Power

Power is the probability that you will observe a significance effect if there is a true effect. In other words, power is the probability of a statistically significant result assuming the alternative hypothesis is true. Let’s compare this to our definition of the p-value: the probability of observing data that is as extreme or more extreme than the data you have observed, assuming the null hypothesis is true.

Power can range from 0-100%, but typically people set it at 80%. This means that, if we set power at 80% and if the alternative hypothesis is true, then we have an 80% chance of detecting the effect.

However, in practice, power is often far lower than 80% due to insufficient sample sizes for the effect sizes of interest, something we’ll investigate in the final section of this chapter and in the homework.

Just like with alpha, you have to critically set your power level too. Although we commonly set it to 80%, that still leaves a large likelihood of a false negative if the alternative hypothesis is true. To better detect a statistically significant result (assuming the alternative is true) then we should aim for higher power levels.
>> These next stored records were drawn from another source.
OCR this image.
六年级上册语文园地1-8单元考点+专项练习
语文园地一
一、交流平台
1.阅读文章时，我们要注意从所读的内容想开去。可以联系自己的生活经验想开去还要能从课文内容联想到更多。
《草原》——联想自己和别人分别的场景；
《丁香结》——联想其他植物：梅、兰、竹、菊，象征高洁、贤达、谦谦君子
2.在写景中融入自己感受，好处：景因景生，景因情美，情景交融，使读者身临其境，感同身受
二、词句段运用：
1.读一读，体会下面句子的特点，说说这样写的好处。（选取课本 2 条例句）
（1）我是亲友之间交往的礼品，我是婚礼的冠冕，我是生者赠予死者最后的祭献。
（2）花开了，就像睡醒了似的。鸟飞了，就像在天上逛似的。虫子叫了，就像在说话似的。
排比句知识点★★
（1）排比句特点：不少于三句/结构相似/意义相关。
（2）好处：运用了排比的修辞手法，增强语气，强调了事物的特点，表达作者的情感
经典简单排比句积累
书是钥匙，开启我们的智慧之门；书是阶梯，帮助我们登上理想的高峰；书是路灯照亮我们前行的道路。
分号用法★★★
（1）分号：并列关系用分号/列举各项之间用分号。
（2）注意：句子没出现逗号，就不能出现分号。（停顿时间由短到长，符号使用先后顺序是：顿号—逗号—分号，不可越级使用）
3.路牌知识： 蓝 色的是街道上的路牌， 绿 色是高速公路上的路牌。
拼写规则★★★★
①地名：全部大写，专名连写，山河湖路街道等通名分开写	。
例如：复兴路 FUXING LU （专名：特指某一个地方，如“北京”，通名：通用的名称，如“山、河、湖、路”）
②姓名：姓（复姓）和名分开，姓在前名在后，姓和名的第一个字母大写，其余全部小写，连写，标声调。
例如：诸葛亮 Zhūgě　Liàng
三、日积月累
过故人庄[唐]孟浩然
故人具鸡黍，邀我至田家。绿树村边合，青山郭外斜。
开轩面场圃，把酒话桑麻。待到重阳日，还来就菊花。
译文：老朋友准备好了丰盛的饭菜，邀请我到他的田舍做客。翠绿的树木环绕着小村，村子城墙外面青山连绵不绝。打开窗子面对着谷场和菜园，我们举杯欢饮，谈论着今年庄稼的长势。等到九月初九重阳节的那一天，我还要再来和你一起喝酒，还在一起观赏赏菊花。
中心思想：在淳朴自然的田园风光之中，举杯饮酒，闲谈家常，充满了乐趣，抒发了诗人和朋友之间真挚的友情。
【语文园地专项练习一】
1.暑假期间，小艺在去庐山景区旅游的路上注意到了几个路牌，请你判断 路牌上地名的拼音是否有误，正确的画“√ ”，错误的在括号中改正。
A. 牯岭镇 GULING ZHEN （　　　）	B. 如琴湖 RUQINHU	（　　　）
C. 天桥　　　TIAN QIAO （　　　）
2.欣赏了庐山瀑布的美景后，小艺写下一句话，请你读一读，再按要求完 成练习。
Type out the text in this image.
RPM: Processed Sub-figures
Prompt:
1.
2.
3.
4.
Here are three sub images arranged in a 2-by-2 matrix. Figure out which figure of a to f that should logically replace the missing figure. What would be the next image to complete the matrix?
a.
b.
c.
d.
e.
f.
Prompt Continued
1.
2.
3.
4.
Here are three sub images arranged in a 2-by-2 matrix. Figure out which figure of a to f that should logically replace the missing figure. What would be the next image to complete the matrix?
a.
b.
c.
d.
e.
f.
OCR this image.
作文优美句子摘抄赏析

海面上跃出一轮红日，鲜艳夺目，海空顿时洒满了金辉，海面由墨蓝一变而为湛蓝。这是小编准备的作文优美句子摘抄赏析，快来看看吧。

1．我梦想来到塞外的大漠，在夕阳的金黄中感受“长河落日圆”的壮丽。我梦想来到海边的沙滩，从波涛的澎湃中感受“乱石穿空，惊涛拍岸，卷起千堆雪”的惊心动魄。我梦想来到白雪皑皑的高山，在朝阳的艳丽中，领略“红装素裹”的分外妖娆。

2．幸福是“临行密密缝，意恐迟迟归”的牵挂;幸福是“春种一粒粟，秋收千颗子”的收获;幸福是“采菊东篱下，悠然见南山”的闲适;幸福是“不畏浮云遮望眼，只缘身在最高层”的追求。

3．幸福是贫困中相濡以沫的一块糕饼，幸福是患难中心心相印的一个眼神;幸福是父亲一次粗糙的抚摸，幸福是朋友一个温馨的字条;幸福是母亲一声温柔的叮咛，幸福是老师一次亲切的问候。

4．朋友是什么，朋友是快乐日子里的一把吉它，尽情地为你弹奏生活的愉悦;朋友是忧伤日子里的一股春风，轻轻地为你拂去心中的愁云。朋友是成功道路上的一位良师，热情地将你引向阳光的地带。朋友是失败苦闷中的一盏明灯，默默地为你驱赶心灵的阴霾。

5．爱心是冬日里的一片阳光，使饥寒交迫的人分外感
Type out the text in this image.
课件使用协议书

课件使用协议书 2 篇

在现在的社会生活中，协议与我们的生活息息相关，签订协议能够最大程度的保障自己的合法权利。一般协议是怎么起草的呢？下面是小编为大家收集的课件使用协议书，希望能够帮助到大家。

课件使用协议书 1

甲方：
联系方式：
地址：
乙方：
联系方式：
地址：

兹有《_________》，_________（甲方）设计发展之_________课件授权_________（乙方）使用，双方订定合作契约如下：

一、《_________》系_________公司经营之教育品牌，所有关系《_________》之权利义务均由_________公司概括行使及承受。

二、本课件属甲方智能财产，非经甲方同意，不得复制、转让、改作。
Power is based on the assumption that the alternative hypothesis is true whereas the p-value is based on the assumption that the null hypothesis is true. If we want to increase the likelihood of supporting our alternative hypothesis, then we should be doing all we can to increase our power!

B(E)A(N): Alpha and power

Let’s start putting all this together. Here’s all our definitions so far (remember, we can never truly know whether the null or alternative hypothesis is true):

  1. Alpha is the value we set to determine what constitutes a statistically significant result, assuming the null hypothesis is true.

  2. Power is the value we set at for what constitutes a statistically significant result, assuming the alternative hypothesis is true.

  3. A type I error is when we get a statistically significant result but in fact the null hypothesis is true.

  4. A type II error is when we do not get a statistically significant result but in fact the alternative hypothesis is true.

  5. A correct inference is when we either

    1. get a statistically significant result when the alternative hypothesis is true or

    2. when we do not get a statistically significant result when the null hypothesis is true.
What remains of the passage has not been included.